In my last article I talked about the importance of making performance management an ongoing process versus just an annual event. Performance should be managed in the spirit of learning and development, helping employees build on their strengths and embrace the challenge of acquiring new skills and responsibilities. Leaders should model this by continuing to develop their own capabilities.
But with goals to meet, teams to manage and issues to resolve, how do you, as a leader, go about achieving this?
It takes focus. Daniel
Goleman, author and psychologist, says that leaders need three kinds of
focus:
1) Inner focus, 2) Other focus, and 3) Outer focus.
Let’s apply this to the performance management process.
Inner focus. Inner focus is the ability to monitor your thoughts, feelings and emotions. This may be the hardest focus to achieve because it means you actually have to stop. And think. And few of us, in our ever-busy, need-to-achieve world, give ourselves that time. Yet those who do, as indicated in the Inc. article, Why Successful People Spend 10 Hours a Week Just Thinking, reap multiple benefits. Warren Buffet estimates he has spent about 80% of his career reading and thinking. Bill Gates takes a week off twice a year to spend time reading and reflecting. Give yourself time away from the noise to reflect on areas where you might better utilize team members’ skills, where they need to improve or prepare for what’s next, and what you personally need to do to prepare.
Other focus. This is the ability to empathize with others. Other focus will help improve your relationships with individual team members and the team as a whole. Use other focus to give employees regular feedback – both positive and developmental. Ask how you can help. Listen. Ask for their feedback. Position yourself as a coach with the intent to help them achieve team, organizational and personal goals.
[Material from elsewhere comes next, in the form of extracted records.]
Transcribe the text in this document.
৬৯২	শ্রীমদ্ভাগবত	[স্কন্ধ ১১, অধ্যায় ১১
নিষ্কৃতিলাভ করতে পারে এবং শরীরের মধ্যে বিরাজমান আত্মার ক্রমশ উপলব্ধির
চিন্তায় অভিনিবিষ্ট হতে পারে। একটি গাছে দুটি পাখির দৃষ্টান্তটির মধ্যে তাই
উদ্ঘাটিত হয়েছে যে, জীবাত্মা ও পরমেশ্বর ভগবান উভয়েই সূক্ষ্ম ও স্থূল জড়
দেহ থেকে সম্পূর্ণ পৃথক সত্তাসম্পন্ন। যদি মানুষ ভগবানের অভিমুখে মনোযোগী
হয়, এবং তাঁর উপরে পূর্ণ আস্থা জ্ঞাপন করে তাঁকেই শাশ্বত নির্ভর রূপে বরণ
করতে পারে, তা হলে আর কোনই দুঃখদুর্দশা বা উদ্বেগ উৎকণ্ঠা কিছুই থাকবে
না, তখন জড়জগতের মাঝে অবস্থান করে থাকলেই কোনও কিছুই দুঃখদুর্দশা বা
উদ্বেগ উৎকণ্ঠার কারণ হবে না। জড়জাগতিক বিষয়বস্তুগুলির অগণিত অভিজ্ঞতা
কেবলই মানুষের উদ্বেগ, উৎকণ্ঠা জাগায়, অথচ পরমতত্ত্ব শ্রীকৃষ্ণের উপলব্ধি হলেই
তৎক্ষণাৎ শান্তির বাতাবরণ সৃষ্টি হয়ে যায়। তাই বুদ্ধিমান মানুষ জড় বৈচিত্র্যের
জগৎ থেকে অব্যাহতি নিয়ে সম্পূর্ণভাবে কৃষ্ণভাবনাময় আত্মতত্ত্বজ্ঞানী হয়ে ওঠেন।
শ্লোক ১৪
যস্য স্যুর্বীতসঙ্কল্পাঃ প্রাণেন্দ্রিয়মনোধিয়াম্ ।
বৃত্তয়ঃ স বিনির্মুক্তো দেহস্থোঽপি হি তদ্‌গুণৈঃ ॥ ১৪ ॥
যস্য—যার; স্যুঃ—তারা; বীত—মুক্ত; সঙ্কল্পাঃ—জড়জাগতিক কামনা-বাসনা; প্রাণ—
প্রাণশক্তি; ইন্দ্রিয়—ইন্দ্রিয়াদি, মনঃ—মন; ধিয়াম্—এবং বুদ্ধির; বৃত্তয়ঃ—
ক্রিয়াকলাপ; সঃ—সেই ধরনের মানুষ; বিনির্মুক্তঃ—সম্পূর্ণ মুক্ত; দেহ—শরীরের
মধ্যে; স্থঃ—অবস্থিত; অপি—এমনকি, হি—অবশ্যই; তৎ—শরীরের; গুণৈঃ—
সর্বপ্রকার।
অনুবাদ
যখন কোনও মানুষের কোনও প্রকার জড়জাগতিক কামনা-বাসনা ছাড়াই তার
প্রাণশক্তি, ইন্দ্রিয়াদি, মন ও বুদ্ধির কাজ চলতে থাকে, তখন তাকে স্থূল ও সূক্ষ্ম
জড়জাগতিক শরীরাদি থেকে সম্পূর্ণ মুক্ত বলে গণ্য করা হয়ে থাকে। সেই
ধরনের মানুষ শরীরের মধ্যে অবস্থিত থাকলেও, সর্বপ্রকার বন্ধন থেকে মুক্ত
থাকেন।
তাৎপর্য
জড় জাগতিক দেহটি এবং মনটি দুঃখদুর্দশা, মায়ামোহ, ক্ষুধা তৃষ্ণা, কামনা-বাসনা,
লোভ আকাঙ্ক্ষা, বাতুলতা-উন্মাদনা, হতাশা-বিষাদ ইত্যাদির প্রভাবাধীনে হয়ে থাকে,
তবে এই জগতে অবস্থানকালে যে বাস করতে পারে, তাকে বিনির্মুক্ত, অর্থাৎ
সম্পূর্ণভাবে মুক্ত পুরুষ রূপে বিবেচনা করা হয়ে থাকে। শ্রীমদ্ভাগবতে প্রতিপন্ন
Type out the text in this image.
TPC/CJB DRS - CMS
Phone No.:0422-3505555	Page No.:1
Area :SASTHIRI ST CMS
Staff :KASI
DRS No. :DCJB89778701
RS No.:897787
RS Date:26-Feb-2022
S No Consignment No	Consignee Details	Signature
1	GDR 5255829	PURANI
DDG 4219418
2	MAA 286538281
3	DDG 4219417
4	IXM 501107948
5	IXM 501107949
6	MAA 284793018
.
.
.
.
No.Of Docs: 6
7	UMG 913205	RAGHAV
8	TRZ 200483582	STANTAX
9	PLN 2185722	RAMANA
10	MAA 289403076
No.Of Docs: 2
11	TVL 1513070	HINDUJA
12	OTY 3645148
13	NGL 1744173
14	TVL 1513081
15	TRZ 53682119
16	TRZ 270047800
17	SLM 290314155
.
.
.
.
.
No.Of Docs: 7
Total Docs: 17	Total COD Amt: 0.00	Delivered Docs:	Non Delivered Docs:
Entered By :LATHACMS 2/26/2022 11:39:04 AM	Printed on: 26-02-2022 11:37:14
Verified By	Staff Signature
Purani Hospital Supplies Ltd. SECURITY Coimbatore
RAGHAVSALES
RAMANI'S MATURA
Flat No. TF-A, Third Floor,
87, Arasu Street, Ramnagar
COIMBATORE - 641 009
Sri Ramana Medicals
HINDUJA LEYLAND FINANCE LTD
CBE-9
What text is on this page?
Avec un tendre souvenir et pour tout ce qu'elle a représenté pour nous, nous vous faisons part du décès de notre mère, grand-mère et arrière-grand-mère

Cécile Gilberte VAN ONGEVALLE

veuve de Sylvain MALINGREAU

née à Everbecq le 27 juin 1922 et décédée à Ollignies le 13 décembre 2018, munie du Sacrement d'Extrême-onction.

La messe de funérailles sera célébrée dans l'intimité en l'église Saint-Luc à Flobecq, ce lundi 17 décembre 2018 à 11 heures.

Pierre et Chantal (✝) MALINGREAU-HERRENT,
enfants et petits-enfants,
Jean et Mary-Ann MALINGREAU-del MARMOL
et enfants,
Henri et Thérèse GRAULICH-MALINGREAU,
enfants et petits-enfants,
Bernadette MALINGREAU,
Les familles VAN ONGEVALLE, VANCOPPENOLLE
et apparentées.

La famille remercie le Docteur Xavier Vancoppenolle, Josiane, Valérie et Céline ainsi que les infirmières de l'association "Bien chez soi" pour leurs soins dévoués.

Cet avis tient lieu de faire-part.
Outer focus. Outer focus is the ability to understand the larger forces/systems in play and to think strategically. This is where you set the vision for the team and communicate where the organization is headed. Help each team member understand how their goals tie to the team goals and how the team goals tie to the organizational goals. When employees can visualize how what they do impacts the direction and success of the organization, they are more likely to be engaged, perform better and stick around. And that’s what effective performance management is all about.